There is a remarkable theory on composition which intrigues me because it seems to be so obvious.
It was formulated by the Russian artist, theorist and pioneer Wassily Kandinsky (1866 - 1944) after having completed a rather small romantic 1903 painting called ‘The Blue Rider’. It depicts a blue cloaked figure on horseback galloping from the right to the left side of the painting over an open, hilly field. The foreground has amorphous shadows and there is an autumnal forest in the background. With regard to that painting, Kandinsky stated that ‘… movement to the left gives an out into the world impression; to the right - of a homeward journey …’
His beautiful 1909 ‘Train in Murnau’ - a town on the slopes of the Bavarian Alps where he spent his summers with close friends from 1908 to 1914 - is another demonstration of what he meant by that. It is not very large and depicts a locomotive surging upward from the dark right-hand bottom corner of the image into a zone of brightness and warmth.

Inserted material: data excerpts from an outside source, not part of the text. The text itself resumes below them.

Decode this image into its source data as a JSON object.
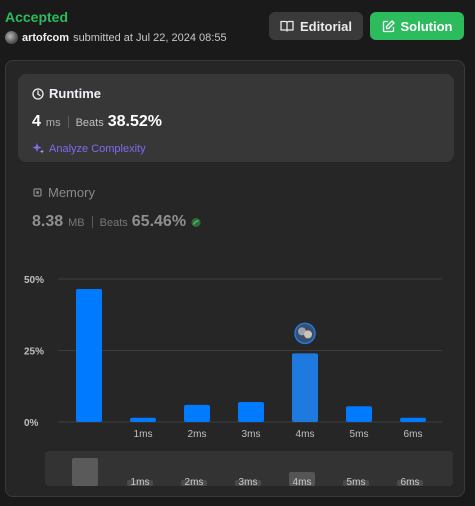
{
  "header": {
    "status": "Accepted",
    "username": "artofcom",
    "submitted_text": "submitted at Jul 22, 2024 08:55",
    "editorial_label": "Editorial",
    "solution_label": "Solution"
  },
  "runtime": {
    "title": "Runtime",
    "value": "4",
    "unit": "ms",
    "beats_label": "Beats",
    "beats_value": "38.52%",
    "analyze_label": "Analyze Complexity"
  },
  "memory": {
    "title": "Memory",
    "value": "8.38",
    "unit": "MB",
    "beats_label": "Beats",
    "beats_value": "65.46%"
  },
  "colors": {
    "accent_green": "#2cbb5d",
    "bar_blue": "#007aff",
    "analyze_purple": "#7c6cf2"
  },
  "chart_data": {
    "type": "bar",
    "categories": [
      "",
      "1ms",
      "2ms",
      "3ms",
      "4ms",
      "5ms",
      "6ms"
    ],
    "values": [
      46.5,
      1.5,
      6,
      7,
      24,
      5.5,
      1.5
    ],
    "y_ticks": [
      "50%",
      "25%",
      "0%"
    ],
    "ylim": [
      0,
      50
    ],
    "highlight_category": "4ms",
    "grid": true,
    "minimap_labels": [
      "1ms",
      "2ms",
      "3ms",
      "4ms",
      "5ms",
      "6ms"
    ]
  }
}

The two telephone poles seem to be whizzing by, and the unrealistic light that creeps up from underneath it makes the train appear to float rather than run on its tracks. There is a little girl in a red dress, left bottom, waving at the train as it chooks by.

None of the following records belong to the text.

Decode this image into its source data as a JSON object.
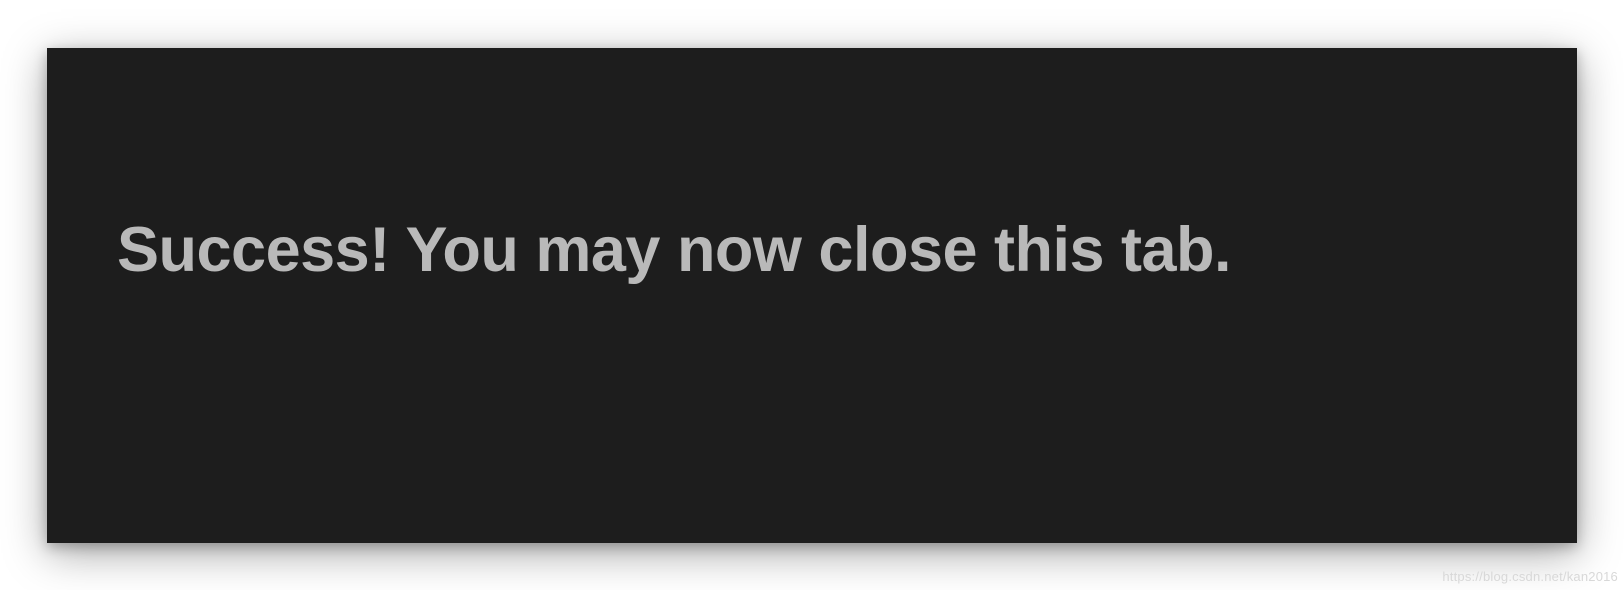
{
  "main": {
    "message": "Success! You may now close this tab."
  },
  "watermark": {
    "text": "https://blog.csdn.net/kan2016"
  },
  "colors": {
    "panel_bg": "#1d1d1d",
    "text": "#b9b9b9"
  }
}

Had these two paintings for some reason or another been made the other way round, they would not have made any sense at all. His conclusion can therefore be extended by stating that movement to the left in an image also suggests extraversion, activity, going out and seeking adventure, and to the right, introversion, inertia, solitude and safety. The artistic character of an image with a clear movement to the left or to the right can therefore be defined by these opposites.

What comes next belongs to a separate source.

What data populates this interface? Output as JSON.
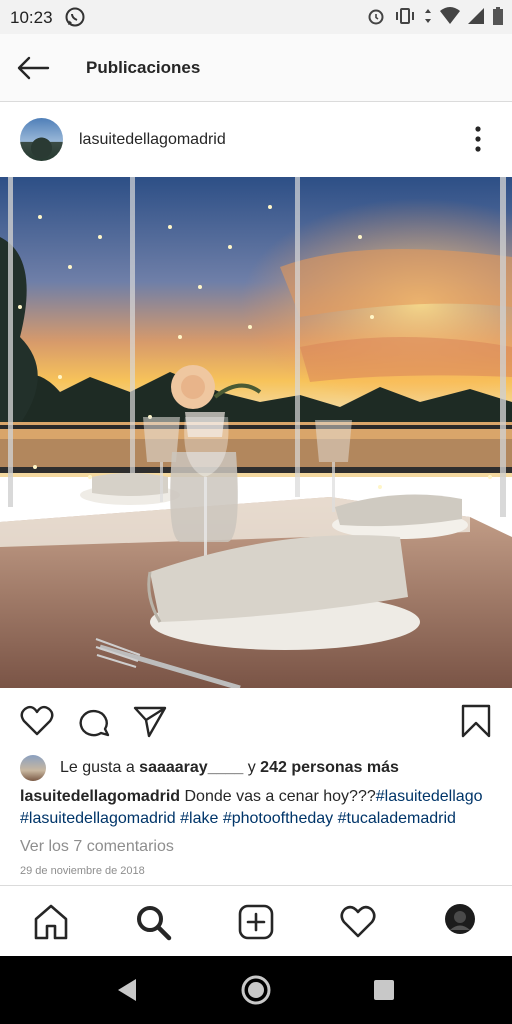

He further noted that the upper part of a painting ought to be lighter than the lower part. Up causes sensations of lightness, looseness and liberation, and down, of density, severity and constraint. Lines to the left have a tendency toward a distant place or time, and to the right, a homeward one. The left side of a painting causes sensations similar to those of the upper part and the right to those of the lower part.
In 1922, Kandinsky became a professor at the Bauhaus, a progressive school of art and architecture in the German city of Weimar. After its forced closure due to right-wing hostility in 1925 and subsequent relocation to the town of Dessau, he stayed on till 1932. After yet another forced closure, the Bauhaus moved to Berlin, where its doors were permanently shut for the same reason in 1933. After its founders managed to escape persecution by the Nazi Party by fleeing to the United States, it reopened in Chicago in 1937 as the New Bauhaus, later to become known as the Chicago Institute for Design.
From Dessau, Kandinsky moved to Paris, where he lived and worked for the rest of his life, becoming a French citizen in 1939 and producing some of his finest and most memorable pieces.
Please note that the above is a mere description of the conventional notions with regard to composition. They were totally shattered by the American artist, Jackson Pollock, who arrived in the midst of the New York art world in the 1940’s with his immense off-the-easel ‘drip paintings’. No ups, no downs, no lefts nor rights, just paint applied to the canvas from all directions. They caused quite a stir and a significant turning point in modern art with regard to abstraction, as much as Kandinsky’s paintings did before him.